Over the years on the football field, Carlton and Wrenshall have been a Nine-Man match-up to see, swapping scores between the pair of tiny towns filled with community pride.
Nowadays, that pride is at its peak, as the two tiny schools shrugged off any sign of rivalry when consolidating together to form the first-ever Carlton-Wrenshall football team this fall. The Raptors open their regular-season against South Ridge at 7 p.m. Friday, Aug. 30, in Carlton.
Expect the bleachers at Jim Erickson Field to be full for this inaugural event. While the schools began consolidating for cross-country last season and have combined in years past for sports such as track and field, softball and more, this is a first on the gridiron.
Bulldogs mixed with Wrens, blue mixed with orange, and if you ask the players, new friends mixed with new friends.
“Our two schools have been rivals and now we’re all just buddies,” said Carlton senior Kaden Crane. “Our team chemistry is just undeniable — it’s as good as it gets.”
Wrenshall senior Randy Wimmer agreed, noting the team took to the streets together this past summer in annual parades at Carlton Daze and Wrenshall’s Brickyard Days. They also helped their communities play bingo and volunteered at the Ragnar Run. Most recently, their cheerleaders held a spaghetti dinner for them at the Wrenshall School, as togetherness permeated the room.
Crane has even gone on Chub Lake to pontoon with his freshest teammates.
“It’s been really cool to meet some new guys,” said Crane. “It’s just a thrill to be a part of.”
This all comes after several school board meetings to consolidate, something both football programs needed.
Wrenshall had just barely enough players to play last fall, and lasted just seven games — going 2-5 — before forfeiting their final regular-season contest and all of the playoffs due to lack of numbers. According to coach Jeremy Zywicki, now in his 12th season, it would have difficult to field a team this fall without combining with their neighbors.
While bodies in Wrenshall have traditionally been tough to count, Carlton — going 6-4 last year — was in the same bed not long ago, and this season, Carlton coach Jason Crane, in his second year, said the Bulldogs wouldn’t have had enough to put a junior high squad on the field if they did not consolidate.

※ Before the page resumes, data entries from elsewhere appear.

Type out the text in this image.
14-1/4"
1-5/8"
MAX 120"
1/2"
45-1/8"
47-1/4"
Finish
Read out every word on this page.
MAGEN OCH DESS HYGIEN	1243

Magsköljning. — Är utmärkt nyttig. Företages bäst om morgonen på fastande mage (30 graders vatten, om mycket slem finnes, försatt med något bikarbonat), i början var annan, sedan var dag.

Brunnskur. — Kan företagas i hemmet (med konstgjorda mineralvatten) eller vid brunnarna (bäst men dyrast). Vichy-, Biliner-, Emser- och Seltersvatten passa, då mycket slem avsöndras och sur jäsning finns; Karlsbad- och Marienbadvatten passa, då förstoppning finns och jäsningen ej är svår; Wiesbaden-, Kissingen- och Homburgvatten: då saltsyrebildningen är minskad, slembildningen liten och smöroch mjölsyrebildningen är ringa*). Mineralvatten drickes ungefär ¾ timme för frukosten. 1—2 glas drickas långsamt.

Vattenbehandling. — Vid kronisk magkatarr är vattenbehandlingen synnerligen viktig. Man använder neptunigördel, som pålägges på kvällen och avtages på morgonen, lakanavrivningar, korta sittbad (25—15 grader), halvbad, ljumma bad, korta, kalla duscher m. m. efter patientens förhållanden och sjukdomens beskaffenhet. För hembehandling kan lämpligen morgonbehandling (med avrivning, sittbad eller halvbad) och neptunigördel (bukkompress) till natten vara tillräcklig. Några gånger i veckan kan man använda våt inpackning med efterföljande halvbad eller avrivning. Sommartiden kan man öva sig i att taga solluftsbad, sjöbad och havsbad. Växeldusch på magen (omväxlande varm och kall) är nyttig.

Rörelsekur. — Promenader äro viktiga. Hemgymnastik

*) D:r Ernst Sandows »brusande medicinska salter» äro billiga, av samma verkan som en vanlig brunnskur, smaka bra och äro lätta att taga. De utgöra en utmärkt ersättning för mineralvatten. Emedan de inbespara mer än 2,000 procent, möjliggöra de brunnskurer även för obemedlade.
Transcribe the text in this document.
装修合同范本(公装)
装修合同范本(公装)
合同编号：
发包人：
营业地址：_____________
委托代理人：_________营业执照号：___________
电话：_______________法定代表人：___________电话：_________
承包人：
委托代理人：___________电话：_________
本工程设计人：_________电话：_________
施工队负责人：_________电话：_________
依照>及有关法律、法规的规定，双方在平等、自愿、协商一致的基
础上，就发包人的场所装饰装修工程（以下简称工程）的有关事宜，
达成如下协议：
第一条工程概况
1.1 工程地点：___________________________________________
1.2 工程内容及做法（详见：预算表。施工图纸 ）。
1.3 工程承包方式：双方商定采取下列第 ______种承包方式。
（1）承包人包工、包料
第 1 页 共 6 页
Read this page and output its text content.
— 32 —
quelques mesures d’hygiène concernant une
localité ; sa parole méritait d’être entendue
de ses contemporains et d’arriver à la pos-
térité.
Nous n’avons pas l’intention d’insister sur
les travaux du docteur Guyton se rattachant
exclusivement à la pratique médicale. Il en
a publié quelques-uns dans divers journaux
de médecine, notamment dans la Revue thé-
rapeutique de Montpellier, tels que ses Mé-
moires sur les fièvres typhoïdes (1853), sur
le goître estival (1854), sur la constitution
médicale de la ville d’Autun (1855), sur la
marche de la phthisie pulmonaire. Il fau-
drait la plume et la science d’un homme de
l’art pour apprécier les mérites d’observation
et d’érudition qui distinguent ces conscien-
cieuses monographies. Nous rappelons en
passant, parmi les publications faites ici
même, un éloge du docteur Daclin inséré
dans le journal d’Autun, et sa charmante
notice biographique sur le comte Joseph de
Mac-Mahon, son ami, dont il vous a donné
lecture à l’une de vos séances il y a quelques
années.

“It’s a win-win for both programs — for the present as well as moving forward to the future,” said Coach Crane, also Kaden’s father. “It’s an exciting season and we’re looking forward to it. There have been zero hiccups. Things have been seamless.”
“If you were just passing by, you would have never guessed that these were two schools who played against each other last year,” added Zywicki. “It’s been great. I have nothing but positive things to say about it.”
And there is nothing but positives for the Raptors, who are hovering at almost 30 players — or almost three-times that at Wrenshall before.
Asked if he now gets water breaks, Wimmer said with a chuckle: “I’m not used to that at all.”
While the ultra-athletic, three-sport Wimmer will be one of the many athletes now in blue and orange, senior classmates Isaiah Johnson and Hunter Holmes also provide experience, along with Wrenshall juniors Mason Perry and Zeke Rousseau-Sheff.
From Carlton, Kaden Crane missed most of last year with an ankle injury, but is back to 100-percent to join fellow do-it-all seniors Ryan Gray, Matthew Santkuyl and Sawyer Thorman. Juniors Kristian Herman, Colin Emerson, Danny Eggert, Aaron Schilla and sophomore Joey Solomon will also contribute mightily.
“The kids have been nothing but 100-percent,” said Coach Crane, who is a co-head coach with Zywicki, along with four assistants. While Crane will lead the offensive and defensive lines, the offensive-minded Zywicki will call the plays.
Playing a Nine-Man schedule during the entire regular-season — Carlton’s original schedule — the Raptors will move up to Class A and 11-Man football come playoff time in October. Not to be outmatched, the Raptors recently scrimmaged Class AAA foes Proctor and Two Harbors without panic, according to Zywicki.
“It didn’t seem to be a problem at all,” said Zywicki.
Not surprising for a rookie team that plays nothing like it. Rather, they have talent, chemistry, and most of all, Raptor pride.
“It was a lot of work and a lot of time,” said Zywicki of consolidating, “but it’s well-worth it. The kids deserve it. That’s why we’re here — to give them the opportunity to play, compete and experience high school football how it should be experienced.”
That makes for this Friday’s lights to be even brighter.
“It’s an opportunity for both communities to celebrate the merger of these two football programs and to help support both when each needed help,” said Coach Crane.
“Starting something new is always fun,” added Wimmer. “Being the first to combine for football, it could lead to even more.”
“On the field, we’re the Raptors,” chimed Kaden Crane, proudly. “It’s got nothing to do with Bulldogs or Wrens anymore. We’re the Raptors, and our communities are coming together.”